Checking for Join Columns and Search Arguments

In most situations, SQL Server can use only one index per table in a query. This means the optimizer must often choose between indexes when there are multiple where clauses supporting both search arguments and join clauses. The optimizer's first step is to match search arguments and join clauses to available indexes.

The most important item that you can verify using this trace facility is that the optimizer is evaluating all possible where clauses included in each Transact-SQL statement.

If a clause is not included in this output, then the optimizer has determined it is not a valid search argument or join clause. If you believe your query should benefit from the optimizer evaluating this clause, find out why the clause was excluded, and correct it if possible. The most common reasons for "non-optimizable" clauses include:

See "Search Arguments and Using Indexes" for more information on requirements for search arguments.

Determine How the Optimizer Estimates I/O Costs

Identifying how the optimizer estimates I/O often leads to the root of the problems and to solutions. You will be able to see when the optimizers uses your distribution page statistics and when it uses default values.

Trace Facility Output

Each set of clauses evaluated by the optimizer is printed and delimited within two lines of asterisks. If you issue an unqualified query with no search arguments or join clause, this step is not included in the output, unless the query is covered (that is, a nonclustered index contains all referenced columns).

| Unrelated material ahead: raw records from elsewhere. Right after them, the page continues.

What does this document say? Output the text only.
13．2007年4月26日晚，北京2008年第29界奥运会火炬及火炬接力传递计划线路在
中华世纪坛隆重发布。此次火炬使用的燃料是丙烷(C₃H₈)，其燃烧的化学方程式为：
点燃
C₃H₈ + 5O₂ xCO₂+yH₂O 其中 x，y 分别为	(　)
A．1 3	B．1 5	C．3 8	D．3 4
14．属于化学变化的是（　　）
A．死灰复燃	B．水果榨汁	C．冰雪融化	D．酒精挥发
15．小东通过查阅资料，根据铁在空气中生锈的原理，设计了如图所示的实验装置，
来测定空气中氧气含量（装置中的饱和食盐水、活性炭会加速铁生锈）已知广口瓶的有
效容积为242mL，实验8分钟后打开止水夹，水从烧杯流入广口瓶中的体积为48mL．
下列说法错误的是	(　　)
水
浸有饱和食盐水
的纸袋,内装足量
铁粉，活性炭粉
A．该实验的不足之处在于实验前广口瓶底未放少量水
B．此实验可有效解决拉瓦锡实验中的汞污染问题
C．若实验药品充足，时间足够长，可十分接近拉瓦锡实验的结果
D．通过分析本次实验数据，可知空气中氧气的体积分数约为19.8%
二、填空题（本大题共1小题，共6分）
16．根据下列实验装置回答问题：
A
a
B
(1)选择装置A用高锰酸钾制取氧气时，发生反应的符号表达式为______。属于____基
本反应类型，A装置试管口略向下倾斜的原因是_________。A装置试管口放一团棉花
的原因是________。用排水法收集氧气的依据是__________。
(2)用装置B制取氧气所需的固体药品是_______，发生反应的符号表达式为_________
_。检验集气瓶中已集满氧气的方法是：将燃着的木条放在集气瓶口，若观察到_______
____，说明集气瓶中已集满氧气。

Output for each qualified clause looks like this:

 *******************************
Entering q_score_index() for table 'name' (objectid obj_id, varno = varno). 
The table has X rows and Y pages.
Scoring the clause_type CLAUSE
    column_name operator [column_name}

<other query specific info explained later>
*******************************

q_score_index() is the name of a routine that SQL Server runs to cost index choices. It finds the best index to use for a given table and set of clauses. The clauses can be either constant search arguments or join clauses. There is a wealth of information contained in this routine's output. The next few pages evaluate each line separately.

Identifying the Table

The first line identifies the table name and its associated object ID. The actual output for this line looks like this:

Entering q_score_index() for table 'titles' (objecti 208003772), varno = 0

The optimizer analyzes all search arguments for all tables in each query, followed by all join clauses for each table in the query.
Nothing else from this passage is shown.